Working in a job I generally enjoy with coworkers I care about is good. And I'm more exhausted this year than any previous year, so each day takes more effort. While pregnant I was primarily physically tired. Grieving takes an enormous amount of physical, mental, emotional, and spiritual energy and is draining.

Reading about Facebook friends and acquaintances who have recently had babies is good. And I almost always unfollow them because seeing photos of babies unexpectedly pop up in my news feed is hard and can throw off my entire day.
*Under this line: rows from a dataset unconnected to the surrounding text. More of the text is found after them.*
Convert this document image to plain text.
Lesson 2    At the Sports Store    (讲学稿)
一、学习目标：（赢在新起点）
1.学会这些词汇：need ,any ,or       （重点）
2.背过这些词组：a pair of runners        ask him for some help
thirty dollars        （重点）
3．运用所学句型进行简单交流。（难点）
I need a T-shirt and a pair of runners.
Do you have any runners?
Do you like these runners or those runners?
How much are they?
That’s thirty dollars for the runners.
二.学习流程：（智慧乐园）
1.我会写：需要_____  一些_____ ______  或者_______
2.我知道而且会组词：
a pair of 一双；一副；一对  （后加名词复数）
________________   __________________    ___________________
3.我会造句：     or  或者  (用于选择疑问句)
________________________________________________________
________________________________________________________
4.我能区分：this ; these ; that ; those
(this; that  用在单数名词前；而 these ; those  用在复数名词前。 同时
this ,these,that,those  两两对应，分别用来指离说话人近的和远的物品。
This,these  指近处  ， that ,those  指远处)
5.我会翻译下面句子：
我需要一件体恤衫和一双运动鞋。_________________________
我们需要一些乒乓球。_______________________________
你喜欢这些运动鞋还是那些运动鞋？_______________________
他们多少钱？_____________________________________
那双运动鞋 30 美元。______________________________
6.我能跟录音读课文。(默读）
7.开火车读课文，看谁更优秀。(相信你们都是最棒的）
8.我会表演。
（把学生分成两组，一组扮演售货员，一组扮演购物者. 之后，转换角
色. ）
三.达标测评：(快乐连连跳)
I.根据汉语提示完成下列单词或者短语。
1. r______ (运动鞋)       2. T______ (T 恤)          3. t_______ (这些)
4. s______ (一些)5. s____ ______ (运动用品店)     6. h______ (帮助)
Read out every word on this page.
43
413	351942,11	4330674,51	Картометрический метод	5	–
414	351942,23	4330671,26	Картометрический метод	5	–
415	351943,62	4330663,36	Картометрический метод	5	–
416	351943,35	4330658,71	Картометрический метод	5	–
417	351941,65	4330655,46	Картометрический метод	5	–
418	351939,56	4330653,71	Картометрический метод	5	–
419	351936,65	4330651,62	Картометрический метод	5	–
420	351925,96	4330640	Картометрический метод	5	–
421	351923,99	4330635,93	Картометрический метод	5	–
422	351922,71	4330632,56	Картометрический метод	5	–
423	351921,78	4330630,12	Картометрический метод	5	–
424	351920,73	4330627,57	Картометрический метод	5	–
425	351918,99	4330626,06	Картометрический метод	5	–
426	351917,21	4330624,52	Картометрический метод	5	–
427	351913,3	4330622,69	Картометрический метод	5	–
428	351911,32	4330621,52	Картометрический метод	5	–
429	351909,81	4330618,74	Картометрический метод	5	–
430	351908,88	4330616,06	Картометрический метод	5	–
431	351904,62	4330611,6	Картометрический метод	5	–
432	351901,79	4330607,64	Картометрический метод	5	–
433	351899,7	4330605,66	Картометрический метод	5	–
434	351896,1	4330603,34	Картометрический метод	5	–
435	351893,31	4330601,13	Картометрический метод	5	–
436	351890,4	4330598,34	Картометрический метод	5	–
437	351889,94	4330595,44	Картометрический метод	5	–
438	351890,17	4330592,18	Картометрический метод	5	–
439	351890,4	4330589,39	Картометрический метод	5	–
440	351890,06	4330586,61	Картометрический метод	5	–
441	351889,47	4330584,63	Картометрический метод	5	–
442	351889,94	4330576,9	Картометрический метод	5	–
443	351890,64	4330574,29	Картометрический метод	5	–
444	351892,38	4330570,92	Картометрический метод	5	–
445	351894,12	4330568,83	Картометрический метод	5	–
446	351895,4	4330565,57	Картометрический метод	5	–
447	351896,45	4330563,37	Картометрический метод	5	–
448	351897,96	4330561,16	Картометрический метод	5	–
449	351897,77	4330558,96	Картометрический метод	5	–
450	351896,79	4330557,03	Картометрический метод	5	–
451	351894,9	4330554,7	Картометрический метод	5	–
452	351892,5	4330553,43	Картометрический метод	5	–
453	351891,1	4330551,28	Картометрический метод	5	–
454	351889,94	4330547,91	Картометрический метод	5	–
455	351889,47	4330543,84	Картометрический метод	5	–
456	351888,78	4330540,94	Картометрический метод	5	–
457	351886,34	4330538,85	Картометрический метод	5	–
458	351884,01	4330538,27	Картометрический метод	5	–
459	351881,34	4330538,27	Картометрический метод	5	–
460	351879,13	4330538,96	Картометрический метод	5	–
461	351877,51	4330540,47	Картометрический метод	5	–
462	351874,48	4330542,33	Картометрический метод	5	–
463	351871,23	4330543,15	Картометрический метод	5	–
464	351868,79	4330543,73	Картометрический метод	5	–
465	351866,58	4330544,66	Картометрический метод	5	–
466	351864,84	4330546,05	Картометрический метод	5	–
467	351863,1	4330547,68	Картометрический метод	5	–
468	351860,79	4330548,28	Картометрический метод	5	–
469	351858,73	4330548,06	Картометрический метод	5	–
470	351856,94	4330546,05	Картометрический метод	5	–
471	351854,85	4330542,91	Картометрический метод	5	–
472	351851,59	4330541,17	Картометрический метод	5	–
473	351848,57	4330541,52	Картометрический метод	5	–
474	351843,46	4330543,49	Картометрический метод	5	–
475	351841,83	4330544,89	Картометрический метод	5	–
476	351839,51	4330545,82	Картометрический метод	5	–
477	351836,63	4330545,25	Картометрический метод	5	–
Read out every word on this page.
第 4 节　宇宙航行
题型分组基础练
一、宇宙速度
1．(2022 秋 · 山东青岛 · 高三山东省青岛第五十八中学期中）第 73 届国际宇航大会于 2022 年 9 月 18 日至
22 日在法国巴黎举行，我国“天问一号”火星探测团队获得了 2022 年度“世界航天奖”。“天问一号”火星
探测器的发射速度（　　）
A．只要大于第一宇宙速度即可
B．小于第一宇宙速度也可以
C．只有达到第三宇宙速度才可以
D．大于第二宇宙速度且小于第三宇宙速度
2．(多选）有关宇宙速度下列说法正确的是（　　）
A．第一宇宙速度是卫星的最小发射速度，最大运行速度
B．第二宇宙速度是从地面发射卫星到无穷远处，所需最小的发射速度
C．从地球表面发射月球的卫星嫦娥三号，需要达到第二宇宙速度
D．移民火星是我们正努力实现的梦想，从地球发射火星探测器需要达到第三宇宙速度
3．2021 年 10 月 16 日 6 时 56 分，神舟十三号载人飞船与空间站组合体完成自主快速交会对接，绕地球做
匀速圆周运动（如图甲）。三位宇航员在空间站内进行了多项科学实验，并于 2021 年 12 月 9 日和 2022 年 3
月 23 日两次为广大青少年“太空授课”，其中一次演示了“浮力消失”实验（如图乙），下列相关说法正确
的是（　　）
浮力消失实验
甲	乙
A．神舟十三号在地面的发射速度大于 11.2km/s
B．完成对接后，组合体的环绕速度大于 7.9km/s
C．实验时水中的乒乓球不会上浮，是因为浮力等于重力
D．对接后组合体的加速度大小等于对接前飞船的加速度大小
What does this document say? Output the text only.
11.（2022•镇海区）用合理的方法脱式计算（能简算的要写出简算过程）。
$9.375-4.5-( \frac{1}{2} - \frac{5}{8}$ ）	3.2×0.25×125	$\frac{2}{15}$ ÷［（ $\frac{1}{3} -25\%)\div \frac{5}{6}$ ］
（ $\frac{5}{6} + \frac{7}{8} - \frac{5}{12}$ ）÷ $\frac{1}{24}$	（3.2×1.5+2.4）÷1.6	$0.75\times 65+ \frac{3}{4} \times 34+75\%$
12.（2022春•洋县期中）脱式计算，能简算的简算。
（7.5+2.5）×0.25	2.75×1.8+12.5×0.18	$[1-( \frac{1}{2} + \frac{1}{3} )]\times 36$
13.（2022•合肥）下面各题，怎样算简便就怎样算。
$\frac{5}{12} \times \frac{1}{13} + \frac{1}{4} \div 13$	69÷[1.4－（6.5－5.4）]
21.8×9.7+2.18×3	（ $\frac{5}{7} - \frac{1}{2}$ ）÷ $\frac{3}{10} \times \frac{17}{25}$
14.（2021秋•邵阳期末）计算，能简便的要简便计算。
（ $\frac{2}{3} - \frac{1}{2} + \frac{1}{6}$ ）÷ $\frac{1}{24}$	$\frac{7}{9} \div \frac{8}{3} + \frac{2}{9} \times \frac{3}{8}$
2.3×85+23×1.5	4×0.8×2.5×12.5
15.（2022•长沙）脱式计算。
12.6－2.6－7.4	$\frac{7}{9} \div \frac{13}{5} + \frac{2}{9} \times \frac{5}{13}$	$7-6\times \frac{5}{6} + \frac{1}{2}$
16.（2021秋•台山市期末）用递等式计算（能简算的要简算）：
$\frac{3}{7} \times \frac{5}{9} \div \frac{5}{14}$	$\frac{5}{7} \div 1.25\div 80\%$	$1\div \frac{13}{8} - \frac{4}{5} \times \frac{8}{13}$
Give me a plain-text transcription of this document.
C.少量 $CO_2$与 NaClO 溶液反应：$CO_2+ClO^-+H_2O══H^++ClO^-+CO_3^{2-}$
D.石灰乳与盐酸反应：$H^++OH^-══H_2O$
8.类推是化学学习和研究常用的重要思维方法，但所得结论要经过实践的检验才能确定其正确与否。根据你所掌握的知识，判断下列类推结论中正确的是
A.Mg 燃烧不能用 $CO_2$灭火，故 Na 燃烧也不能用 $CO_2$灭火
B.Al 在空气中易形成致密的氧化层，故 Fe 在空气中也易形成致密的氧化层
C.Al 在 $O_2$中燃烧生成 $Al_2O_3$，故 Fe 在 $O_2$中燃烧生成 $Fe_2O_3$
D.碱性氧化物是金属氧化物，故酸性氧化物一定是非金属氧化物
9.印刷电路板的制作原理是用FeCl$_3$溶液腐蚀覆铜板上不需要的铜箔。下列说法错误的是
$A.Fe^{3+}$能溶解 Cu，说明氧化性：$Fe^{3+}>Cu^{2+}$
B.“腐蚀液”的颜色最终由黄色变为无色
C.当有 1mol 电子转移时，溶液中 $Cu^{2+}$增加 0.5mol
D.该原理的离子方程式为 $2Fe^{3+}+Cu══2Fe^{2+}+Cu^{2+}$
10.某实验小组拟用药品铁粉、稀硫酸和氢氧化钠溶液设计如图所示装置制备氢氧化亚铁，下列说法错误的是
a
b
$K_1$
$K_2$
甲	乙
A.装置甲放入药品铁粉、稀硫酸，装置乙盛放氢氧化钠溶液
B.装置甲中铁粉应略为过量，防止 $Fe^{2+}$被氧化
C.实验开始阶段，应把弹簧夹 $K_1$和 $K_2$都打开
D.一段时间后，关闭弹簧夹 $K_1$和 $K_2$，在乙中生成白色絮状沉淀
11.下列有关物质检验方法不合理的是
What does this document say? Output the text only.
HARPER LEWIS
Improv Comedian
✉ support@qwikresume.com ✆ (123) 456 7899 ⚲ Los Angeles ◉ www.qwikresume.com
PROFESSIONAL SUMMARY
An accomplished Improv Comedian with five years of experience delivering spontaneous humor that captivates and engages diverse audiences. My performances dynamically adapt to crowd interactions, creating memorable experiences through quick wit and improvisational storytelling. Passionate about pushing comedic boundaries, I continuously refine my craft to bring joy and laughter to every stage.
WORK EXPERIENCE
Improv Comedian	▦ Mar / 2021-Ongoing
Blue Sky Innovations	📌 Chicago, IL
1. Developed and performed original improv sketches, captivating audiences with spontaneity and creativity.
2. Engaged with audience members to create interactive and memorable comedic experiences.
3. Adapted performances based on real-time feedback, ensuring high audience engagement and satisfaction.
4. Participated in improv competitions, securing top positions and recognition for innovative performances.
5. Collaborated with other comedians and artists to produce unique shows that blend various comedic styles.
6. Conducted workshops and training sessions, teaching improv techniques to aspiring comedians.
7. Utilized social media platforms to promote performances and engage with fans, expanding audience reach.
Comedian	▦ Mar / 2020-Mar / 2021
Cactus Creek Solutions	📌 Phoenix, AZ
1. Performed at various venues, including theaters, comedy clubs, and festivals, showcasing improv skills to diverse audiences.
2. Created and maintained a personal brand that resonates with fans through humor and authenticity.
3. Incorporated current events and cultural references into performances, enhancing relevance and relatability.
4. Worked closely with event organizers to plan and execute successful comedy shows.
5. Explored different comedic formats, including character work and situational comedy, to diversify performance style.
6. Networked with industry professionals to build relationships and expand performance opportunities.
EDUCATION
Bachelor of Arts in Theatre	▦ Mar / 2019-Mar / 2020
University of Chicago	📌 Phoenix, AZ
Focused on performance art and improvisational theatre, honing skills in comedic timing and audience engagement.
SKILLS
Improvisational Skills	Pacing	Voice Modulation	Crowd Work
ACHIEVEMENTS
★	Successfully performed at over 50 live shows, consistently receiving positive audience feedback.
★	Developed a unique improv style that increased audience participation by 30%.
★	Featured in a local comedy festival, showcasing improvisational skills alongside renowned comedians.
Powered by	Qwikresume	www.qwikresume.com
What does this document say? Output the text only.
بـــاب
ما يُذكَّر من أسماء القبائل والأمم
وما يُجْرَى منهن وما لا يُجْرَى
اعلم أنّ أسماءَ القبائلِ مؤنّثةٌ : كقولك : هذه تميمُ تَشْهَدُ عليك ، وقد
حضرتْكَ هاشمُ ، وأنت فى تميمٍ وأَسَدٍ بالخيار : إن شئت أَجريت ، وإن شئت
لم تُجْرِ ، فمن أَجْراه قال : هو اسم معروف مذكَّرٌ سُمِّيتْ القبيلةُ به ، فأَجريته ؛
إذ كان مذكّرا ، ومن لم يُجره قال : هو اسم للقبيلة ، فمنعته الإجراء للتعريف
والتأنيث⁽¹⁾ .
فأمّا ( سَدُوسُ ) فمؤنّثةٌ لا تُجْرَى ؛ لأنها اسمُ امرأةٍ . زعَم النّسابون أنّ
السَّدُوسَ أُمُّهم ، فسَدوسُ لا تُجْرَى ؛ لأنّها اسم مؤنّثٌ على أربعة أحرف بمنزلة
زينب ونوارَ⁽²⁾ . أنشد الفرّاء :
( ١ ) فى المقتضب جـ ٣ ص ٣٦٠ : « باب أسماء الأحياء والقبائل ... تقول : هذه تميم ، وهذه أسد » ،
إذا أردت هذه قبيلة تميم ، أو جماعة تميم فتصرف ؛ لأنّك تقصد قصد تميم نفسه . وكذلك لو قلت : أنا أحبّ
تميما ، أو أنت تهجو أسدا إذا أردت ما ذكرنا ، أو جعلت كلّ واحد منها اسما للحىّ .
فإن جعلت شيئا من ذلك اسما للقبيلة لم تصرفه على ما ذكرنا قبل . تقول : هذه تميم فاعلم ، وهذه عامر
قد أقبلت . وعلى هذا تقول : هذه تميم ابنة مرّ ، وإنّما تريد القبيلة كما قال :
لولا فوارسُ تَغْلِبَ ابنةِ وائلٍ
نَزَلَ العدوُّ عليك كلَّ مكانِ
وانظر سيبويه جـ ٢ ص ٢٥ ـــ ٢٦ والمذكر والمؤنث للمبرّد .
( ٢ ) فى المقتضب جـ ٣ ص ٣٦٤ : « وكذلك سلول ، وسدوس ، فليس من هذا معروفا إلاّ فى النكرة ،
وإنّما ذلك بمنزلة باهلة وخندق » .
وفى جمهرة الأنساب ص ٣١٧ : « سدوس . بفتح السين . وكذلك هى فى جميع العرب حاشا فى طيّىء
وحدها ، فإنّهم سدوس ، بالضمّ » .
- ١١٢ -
Over the weekend I saw that the brother of a friend from college had a son who was stillborn at full term. Knowing the pain that the other couple is experiencing is heartbreaking. I wish that, somehow, no more babies would die after my daughter died. That is not how it works. With everything in me, I would prefer having to unfollow all of my friends on Facebook because they all have beautiful, chubby, healthy babies, than see anyone else suffer the death of their child.

Every day we can see and we search for the beauty in life. The Fall leaves are starting to turn and they are beautiful. The air has the delicious feel of crisp fall and smells like a new season. And watching the leaves changing at the cemetery, knowing that my daughter will never play in autumn leaves anywhere or make leaf houses in the yard, is heart wrenching. 

Perhaps daily life is always an exercise in experiencing two emotions that seem opposites. Loss can bring both of these aspects of the seemingly mundane into more clear focus. While a part of me yearns for a life that only consists of the glorious and uplifting, life is richer when I experience and can name the sorrowful and tragic as well.